Foto 2: Quelle: Wikimedia Commons: Pâquerettes (french for »daisies«) by William-Adolphe Bouguereau.
https://commons.wikimedia.org/wiki/File:William-Adolphe_Bouguereau_(1825-1905)_-_Daisies_(1894).jpg

Foto 3: Quelle: Wikimedia Commons: Friedrich Böhringer, Gänseblümchen beim Aufstehen ( Bellis perennis )
https://commons.wikimedia.org/wiki/File:A_Gaenseblume4.JPG

Als die Göttin Venus in Sandro Botticellis berühmtem Bild »Die Geburt der Venus« auf einer Muschel stehend dem Meer entsteigt, reicht ihr eine Nymphe einen Mantel, mit dem sie ihre Nacktheit bedecken kann. Das kostbare Kleidungsstück ist über und über mit Gänseblümchen bestickt (deren botanischer Name »Bellis« deutlich charmanter klingt). Und in dem Märchen »Das Gänseblümchen« von Hans-Christian Andersen heißt es über das zarte Gewächs: »Nein, wie ist doch das Gras so weich! Und sieh, welch eine süße kleine Blume mit Gold im Herzen und Silber im Kleid!«. Den Volksnamen Gänseblümchen trägt die Pflanze wohl deshalb, weil man sie früher oft auf Gänseweiden antraf – daneben gibt es für sie noch viele weitere Bezeichnungen wie Tausendschön, Maßliebchen oder Marienblume.

Mit dem Gänseblümchen verbinden sich eine Vielzahl schöner Geschichten: So erzählt eine Legende, das zarte Blümchen sei aus den Tränen Marias entstanden, als diese nach Ägypten fliehen musste, um ihr Kind Jesus vor seinen Verfolgern zu schützen. Das Gänseblümchen ist zart anzusehen und doch äußerst robust. Nachts und an regnerischen Tagen schließt es schützend seine Blütenblätter um den gelben Blütenkorb. Und so verwundert es nicht, dass die zierliche Staude zu einem Symbol für Mütterlichkeit und Fürsorge wurde.

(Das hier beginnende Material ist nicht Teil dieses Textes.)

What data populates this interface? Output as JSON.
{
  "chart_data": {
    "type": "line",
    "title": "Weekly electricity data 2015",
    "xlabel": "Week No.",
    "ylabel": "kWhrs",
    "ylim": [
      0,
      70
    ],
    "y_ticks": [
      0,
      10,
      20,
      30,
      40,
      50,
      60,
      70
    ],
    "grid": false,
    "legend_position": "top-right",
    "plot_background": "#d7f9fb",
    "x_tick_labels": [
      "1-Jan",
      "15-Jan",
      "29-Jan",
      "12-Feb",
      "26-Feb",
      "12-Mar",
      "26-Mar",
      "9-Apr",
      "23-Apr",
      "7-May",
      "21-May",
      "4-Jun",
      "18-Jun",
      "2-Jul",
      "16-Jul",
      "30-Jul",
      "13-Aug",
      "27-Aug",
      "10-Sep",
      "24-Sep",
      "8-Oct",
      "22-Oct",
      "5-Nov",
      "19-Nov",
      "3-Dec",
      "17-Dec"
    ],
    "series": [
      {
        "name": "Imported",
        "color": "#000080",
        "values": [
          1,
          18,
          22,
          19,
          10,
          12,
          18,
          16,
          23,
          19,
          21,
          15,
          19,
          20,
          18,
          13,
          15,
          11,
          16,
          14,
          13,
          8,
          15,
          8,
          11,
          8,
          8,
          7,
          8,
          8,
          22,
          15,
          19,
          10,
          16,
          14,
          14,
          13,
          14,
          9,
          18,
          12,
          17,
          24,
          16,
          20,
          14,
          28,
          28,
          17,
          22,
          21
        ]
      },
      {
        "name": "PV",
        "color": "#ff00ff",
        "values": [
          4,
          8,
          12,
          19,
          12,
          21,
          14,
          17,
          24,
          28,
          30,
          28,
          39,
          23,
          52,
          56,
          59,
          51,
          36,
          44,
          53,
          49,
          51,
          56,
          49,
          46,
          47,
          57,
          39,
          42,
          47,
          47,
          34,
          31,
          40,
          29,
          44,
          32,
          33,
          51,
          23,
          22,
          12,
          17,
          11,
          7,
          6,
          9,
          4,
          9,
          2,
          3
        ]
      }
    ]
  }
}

Vielen von uns ist das Pflänzchen als Orakelblume geläufig. Im Spiel zupft man einzeln seine Zungenblüten mit den Worten ab: »Er liebt mich – er liebt mich nicht....«. Und wenn es das Glück gut mit einem meint, bedeutet das letzte verbliebene Blütenblatt, dass der Angebetete die Liebe erwidert. Schon in Goethes »Faust« spielt Gretchen dieses Spiel mit einer »Sternblume«, die wohl das Gänseblümchen meint.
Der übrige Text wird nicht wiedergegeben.